My self-criticism and negative self-talk has improved greatly; however, it will still manifest itself in new  and elusive ways. This makes it harder to recognize and takes some introspection to discover. I recently discovered that I put other people’s faces on judgement and criticism, so rather me seeing my own harsh judgement, I imagine someone else, usually someone I really respect, is saying the discouraging words to me. At first, I didn’t feel like I was judging myself, but it became apparent that it was only my judgement with someone else’s face to it. For example, a couple weeks ago I was mowing the lawn and I only had time to complete about half of it before I needed to get ready to leave. As I was mowing the thought of my husband making comments about how I might as well not have tried at all circled in my head over and over, but he wasn’t even there! I was associating my fear of the lack of perfection of doing something "half-assed or lazily" with his face so it was harder to identify that it was my own judgement. We have tricky, tricky minds!

This has happens in many scenarios, especially where I feel the most vulnerable or shameful or outside my comfort zone. One of my deepest areas of healing has been around people liking and accepting me, and I discovered that I was creating judgment in the middle of social interactions. I would identify a tiny, trivial reaction of the person I was interacting with and convince myself that they didn't like me. I was recently on a coaching call and as I was answering a question I caught myself thinking, “Wow, she must think I am a total waste of her time, an idiot and a loser.” It really caught me off guard that this was occurring in the middle of an interaction, but it was a total Aha moment. Talk about setting myself up for failure! No wonder I have been feeling so uneasy in social situations when that is my go to response.

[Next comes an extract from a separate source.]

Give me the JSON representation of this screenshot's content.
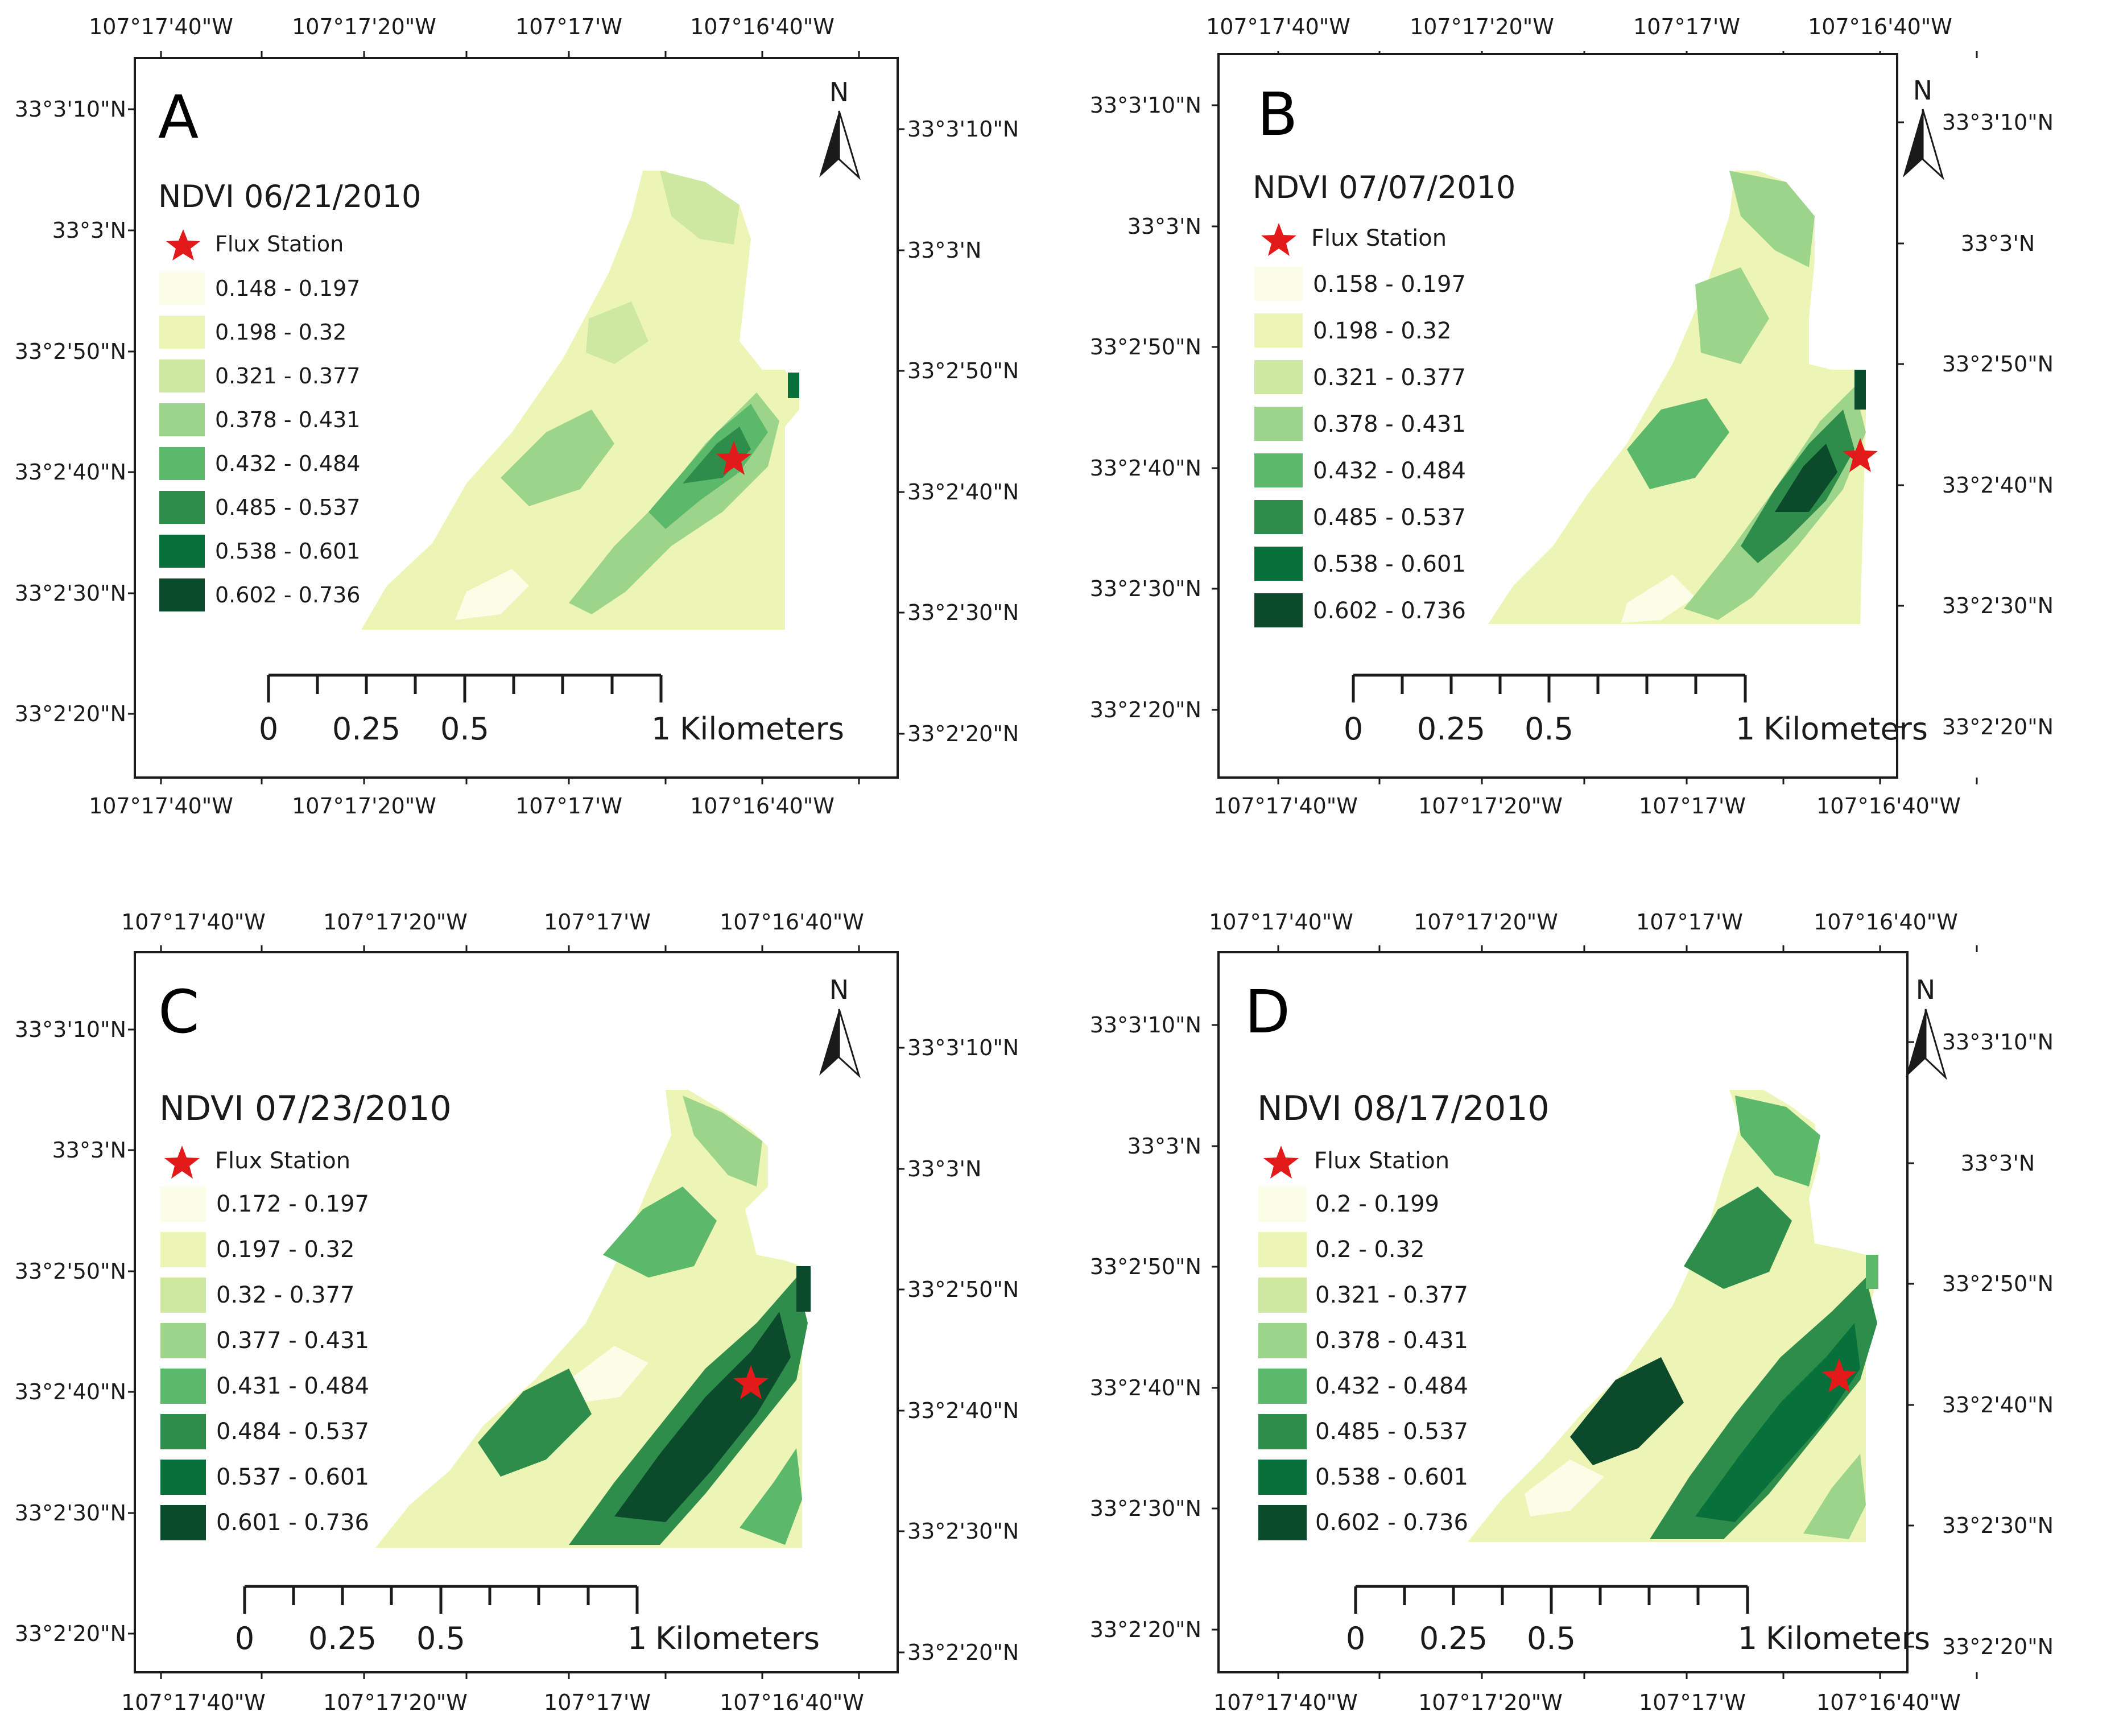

Once we begin to notice when and where we are using harsh judgement with ourselves, we can begin to change the behavior. We can practice more self-compassion by:

- When we are in the midst of a crisis or stuck in a loop of self-criticism or judgement, talk to yourself as you would lovingly to a child or your four year old self. 

- Ask yourself questions like

  • What do I need right now?
  • What do I feel right now?
  • What do I need to know about this situation?
  • What is causing me to judge myself in this situation?
  • How can I help myself heal from this fear or shame?
  • What can I do and say differently next time?

- It’s also important to feel and accept your feelings while going through crisis or self-criticism instead of pushing the uncomfortable emotions away. Recognize the thoughts for what they are: just words moving through your head, and instead feel the emotions, accept them, and let them move through you. You don't have to give those words in your head any power, and you can choose a new, more compassionate inner voice to listen to next time.

In her article on Psychology Today, Alison Abrams states, "...research has consistently shown a positive correlation between self-compassion and psychological well-being. People who have self-compassion also have greater social connectedness, emotional intelligence, happiness, and overall life satisfaction. Self-compassion has also been shown to correlate with less anxiety, depression, shame, and fear of failure."

When we have more compassion with ourselves, we have more compassion for the rest of the world as well.